Diz-se que "O Franco Atirador" é sobre muitos assuntos: Sobre a ligação masculina, sobre o patriotismo sem sentido, sobre os efeitos desumanizadores da guerra, sobre a "maioria silenciosa" de Nixon. É sobre qualquer uma dessas coisas que você escolhe, se você escolher, mas mais do que qualquer outra coisa, é uma máquina fictícia de uma eficácia de coração partido que evoca a agonia do tempo do Vietnã.

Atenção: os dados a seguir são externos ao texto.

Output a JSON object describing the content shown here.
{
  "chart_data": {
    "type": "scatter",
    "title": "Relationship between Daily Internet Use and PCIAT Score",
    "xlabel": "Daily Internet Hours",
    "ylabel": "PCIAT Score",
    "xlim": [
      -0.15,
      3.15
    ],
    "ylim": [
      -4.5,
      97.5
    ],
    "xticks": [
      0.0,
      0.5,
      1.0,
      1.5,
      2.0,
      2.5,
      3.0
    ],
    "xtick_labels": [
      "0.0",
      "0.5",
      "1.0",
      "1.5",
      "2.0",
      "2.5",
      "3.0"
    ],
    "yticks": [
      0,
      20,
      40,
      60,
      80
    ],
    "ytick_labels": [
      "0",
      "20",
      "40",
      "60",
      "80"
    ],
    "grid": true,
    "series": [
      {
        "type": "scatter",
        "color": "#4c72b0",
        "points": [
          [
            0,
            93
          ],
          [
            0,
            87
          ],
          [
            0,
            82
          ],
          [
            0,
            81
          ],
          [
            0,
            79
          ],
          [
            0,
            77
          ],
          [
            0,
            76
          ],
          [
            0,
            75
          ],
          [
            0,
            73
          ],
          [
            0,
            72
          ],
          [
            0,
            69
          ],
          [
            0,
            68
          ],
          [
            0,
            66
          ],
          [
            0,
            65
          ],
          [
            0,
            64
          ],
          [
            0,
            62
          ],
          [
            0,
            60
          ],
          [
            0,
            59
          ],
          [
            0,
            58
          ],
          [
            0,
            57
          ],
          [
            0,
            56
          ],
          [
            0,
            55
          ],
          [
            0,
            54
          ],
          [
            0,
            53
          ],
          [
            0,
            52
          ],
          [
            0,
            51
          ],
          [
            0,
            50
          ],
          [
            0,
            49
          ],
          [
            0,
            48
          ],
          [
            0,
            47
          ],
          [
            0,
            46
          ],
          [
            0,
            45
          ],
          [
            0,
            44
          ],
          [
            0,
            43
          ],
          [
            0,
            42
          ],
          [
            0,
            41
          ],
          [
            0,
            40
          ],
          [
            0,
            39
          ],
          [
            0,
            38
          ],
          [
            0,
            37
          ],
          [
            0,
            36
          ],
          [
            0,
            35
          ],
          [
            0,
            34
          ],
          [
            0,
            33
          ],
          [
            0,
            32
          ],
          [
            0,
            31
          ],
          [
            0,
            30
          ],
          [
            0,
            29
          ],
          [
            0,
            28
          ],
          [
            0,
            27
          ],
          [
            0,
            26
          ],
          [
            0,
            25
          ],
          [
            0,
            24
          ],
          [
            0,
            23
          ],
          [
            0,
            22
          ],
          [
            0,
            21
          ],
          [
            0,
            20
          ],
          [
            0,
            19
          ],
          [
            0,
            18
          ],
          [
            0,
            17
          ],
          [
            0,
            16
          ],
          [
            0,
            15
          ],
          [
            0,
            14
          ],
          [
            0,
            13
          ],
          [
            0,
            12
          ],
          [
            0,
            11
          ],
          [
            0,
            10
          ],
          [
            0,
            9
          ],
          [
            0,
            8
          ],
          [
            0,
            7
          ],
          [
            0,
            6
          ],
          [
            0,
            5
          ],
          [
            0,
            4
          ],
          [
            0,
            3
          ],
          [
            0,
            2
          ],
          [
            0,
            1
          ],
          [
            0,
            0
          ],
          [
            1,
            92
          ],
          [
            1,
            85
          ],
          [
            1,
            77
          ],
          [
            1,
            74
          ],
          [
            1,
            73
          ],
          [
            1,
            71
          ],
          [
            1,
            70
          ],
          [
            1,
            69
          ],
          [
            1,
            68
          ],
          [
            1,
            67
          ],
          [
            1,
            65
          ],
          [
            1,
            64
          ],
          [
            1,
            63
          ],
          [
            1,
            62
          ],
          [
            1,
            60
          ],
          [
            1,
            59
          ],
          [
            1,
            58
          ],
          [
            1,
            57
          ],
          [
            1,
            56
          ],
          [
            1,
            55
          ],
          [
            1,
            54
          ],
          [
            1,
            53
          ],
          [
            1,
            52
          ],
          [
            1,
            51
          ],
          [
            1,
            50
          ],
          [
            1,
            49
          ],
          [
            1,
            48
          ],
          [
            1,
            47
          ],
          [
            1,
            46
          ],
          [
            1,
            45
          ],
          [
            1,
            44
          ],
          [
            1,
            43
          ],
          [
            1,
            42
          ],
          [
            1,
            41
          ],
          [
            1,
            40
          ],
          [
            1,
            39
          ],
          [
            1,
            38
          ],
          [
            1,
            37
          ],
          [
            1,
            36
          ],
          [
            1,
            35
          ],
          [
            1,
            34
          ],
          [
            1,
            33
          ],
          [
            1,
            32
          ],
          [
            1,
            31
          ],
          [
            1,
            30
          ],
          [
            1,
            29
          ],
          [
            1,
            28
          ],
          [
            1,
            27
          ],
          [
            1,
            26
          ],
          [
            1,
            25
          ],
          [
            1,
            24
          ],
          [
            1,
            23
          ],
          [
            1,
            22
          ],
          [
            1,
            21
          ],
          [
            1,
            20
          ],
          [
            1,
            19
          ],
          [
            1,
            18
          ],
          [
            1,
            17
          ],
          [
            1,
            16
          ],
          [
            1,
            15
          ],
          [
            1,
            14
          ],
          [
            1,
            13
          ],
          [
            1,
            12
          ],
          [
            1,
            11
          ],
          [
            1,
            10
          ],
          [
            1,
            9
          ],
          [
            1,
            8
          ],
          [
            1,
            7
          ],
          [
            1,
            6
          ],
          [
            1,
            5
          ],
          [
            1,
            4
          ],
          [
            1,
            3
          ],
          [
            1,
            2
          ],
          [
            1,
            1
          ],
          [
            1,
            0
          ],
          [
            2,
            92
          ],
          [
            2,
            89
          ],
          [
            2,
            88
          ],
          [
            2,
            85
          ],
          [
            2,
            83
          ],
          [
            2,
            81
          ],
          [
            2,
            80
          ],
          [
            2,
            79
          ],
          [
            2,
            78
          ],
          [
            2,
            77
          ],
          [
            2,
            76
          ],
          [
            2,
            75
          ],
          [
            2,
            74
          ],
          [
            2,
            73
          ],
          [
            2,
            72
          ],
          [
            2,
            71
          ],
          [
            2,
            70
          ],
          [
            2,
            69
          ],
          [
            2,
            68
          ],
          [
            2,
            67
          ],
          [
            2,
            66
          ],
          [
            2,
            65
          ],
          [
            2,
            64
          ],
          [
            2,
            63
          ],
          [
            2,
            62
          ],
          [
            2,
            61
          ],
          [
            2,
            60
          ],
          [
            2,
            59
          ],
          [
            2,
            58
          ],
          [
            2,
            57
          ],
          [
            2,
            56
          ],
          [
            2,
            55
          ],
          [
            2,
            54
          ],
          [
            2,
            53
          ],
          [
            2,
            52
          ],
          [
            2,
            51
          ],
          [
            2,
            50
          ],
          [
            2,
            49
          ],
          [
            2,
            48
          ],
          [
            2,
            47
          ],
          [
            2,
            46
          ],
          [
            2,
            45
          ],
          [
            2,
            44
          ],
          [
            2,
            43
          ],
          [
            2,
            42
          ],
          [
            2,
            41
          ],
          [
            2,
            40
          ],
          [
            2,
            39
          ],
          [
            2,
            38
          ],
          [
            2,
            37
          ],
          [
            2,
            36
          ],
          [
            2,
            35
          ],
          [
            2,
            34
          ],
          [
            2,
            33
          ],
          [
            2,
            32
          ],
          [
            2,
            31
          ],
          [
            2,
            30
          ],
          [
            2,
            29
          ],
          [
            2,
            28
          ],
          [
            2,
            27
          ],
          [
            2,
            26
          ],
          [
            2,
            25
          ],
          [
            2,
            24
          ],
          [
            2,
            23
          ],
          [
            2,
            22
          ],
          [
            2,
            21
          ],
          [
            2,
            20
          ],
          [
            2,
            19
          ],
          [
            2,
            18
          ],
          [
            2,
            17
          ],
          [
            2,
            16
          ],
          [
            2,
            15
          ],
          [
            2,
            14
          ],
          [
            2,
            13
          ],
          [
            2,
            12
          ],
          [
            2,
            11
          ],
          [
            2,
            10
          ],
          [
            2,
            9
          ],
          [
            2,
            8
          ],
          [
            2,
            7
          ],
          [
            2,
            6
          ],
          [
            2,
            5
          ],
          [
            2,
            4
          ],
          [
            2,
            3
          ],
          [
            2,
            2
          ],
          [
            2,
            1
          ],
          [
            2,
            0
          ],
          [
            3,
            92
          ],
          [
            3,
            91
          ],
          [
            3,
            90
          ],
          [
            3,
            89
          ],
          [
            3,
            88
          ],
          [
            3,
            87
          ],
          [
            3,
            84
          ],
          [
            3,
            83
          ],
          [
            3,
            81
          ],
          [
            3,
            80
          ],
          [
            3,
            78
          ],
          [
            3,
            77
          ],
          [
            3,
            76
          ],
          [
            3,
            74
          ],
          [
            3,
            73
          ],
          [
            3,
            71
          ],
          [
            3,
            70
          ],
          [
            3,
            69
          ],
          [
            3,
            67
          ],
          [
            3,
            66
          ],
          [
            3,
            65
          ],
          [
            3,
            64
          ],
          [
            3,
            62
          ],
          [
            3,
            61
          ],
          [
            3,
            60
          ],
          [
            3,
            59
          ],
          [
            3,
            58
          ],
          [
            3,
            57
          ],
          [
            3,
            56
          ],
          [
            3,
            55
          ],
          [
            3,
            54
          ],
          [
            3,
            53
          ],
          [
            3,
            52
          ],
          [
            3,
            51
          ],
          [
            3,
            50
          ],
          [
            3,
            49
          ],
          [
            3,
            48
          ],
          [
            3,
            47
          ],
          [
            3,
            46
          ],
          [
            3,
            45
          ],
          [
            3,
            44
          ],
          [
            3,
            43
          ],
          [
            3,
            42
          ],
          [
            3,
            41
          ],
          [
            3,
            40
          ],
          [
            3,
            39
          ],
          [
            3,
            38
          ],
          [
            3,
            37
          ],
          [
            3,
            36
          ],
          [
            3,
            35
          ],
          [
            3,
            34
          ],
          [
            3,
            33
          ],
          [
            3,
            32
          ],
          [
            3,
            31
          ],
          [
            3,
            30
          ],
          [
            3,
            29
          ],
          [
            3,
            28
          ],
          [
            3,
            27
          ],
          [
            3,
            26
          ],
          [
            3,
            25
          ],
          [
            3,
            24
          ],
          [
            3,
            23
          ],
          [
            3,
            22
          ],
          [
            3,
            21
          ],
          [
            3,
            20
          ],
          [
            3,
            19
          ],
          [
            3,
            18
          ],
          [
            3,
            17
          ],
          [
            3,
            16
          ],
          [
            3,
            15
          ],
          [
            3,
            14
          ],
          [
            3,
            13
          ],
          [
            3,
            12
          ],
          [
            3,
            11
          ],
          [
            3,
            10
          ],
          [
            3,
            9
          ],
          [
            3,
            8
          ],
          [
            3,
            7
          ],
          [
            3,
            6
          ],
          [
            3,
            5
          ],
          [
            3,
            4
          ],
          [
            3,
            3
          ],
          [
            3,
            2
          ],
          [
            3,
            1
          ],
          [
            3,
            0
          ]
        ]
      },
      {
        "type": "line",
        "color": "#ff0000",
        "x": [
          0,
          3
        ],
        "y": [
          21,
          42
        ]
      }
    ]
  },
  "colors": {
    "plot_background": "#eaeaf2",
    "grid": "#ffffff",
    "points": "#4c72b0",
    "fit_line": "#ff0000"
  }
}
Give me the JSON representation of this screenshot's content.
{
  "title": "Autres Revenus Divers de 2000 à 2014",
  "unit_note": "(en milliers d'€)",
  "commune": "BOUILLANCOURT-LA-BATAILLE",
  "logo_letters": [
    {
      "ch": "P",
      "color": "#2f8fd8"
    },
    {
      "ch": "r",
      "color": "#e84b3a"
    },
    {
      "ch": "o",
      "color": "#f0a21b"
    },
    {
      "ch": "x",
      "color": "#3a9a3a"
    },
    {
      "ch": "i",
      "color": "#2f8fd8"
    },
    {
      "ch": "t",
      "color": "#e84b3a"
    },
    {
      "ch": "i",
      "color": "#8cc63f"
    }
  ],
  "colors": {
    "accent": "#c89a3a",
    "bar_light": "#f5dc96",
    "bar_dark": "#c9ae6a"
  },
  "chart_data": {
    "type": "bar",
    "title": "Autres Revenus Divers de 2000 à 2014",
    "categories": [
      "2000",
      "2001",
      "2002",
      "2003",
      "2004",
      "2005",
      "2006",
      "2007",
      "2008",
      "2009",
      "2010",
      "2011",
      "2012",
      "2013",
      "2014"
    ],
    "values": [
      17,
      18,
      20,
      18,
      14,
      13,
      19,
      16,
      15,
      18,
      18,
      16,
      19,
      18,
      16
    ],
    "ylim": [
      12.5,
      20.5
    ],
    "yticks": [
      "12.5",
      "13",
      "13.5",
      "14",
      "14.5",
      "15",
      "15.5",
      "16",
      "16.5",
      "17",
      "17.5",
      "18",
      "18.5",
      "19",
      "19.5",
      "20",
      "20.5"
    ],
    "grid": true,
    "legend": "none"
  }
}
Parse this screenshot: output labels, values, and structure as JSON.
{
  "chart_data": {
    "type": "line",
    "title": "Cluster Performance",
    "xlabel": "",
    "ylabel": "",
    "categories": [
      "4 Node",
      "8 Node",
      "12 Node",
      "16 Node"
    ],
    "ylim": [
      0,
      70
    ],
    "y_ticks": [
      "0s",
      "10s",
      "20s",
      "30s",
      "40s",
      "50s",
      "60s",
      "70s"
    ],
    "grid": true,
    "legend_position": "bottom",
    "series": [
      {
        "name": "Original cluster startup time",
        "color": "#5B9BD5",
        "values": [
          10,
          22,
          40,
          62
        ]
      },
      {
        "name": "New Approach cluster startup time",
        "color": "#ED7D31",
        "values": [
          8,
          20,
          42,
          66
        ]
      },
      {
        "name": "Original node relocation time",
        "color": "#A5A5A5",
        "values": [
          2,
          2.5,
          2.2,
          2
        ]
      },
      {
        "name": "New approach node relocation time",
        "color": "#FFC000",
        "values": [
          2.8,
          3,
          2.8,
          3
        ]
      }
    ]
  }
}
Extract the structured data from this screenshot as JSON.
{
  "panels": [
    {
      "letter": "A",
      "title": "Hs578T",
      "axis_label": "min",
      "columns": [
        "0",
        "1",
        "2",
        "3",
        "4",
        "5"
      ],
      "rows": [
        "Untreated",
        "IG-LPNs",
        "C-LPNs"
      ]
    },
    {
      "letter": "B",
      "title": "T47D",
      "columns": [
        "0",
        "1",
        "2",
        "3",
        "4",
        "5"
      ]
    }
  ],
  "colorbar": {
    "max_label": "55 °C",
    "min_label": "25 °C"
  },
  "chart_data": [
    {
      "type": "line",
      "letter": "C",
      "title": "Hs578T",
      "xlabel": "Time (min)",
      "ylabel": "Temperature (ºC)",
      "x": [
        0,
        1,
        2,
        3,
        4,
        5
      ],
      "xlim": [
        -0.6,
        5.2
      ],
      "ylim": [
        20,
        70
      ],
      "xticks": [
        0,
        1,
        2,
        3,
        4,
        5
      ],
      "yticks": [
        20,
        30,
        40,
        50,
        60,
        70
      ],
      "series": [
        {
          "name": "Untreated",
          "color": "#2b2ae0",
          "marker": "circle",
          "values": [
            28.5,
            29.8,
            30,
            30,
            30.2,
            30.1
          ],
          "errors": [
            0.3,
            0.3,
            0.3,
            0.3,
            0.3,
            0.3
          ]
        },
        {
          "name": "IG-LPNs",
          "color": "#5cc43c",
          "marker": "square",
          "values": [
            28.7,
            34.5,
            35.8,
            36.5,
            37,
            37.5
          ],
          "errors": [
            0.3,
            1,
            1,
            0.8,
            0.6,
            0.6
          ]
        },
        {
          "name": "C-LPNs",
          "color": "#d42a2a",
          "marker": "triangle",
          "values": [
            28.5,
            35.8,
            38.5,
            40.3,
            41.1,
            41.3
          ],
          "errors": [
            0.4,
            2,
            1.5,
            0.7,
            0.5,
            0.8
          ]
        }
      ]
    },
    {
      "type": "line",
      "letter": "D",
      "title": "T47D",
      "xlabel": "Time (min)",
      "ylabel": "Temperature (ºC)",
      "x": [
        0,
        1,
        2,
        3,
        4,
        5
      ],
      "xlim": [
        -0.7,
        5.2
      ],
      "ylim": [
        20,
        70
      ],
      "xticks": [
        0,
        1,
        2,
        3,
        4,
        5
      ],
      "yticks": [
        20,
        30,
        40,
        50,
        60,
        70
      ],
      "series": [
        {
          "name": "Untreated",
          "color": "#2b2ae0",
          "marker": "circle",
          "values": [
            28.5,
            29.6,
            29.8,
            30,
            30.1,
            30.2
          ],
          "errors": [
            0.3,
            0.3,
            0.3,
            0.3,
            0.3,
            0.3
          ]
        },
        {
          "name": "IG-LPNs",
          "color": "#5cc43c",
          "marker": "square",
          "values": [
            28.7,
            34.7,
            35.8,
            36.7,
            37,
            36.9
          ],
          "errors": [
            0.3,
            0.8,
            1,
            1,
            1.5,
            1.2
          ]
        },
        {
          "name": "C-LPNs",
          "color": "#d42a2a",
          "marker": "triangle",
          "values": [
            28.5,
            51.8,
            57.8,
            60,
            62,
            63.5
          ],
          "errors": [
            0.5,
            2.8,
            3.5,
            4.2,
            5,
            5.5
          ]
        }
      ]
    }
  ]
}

Se não é abertamente "antiguerra", por que deveria ser? Diabos, todos nós somos contra a guerra agora. O que "O Franco Atirador" insiste é que não esqueçamos a guerra. Termina com uma nota curiosa: O canto de "Deus abençoe a América". Não vou lhes dizer como chega naquele momento em particular (o desdobramento das passagens finais deve ocorrer para vocês como acontecimentos na vida), mas quero observar que a letra de "Deus abençoe a América" nunca me pareceu conter uma infinidade de possíveis significados, alguns trágicos, outros indizíveis, alguns poucos ainda desafiadores.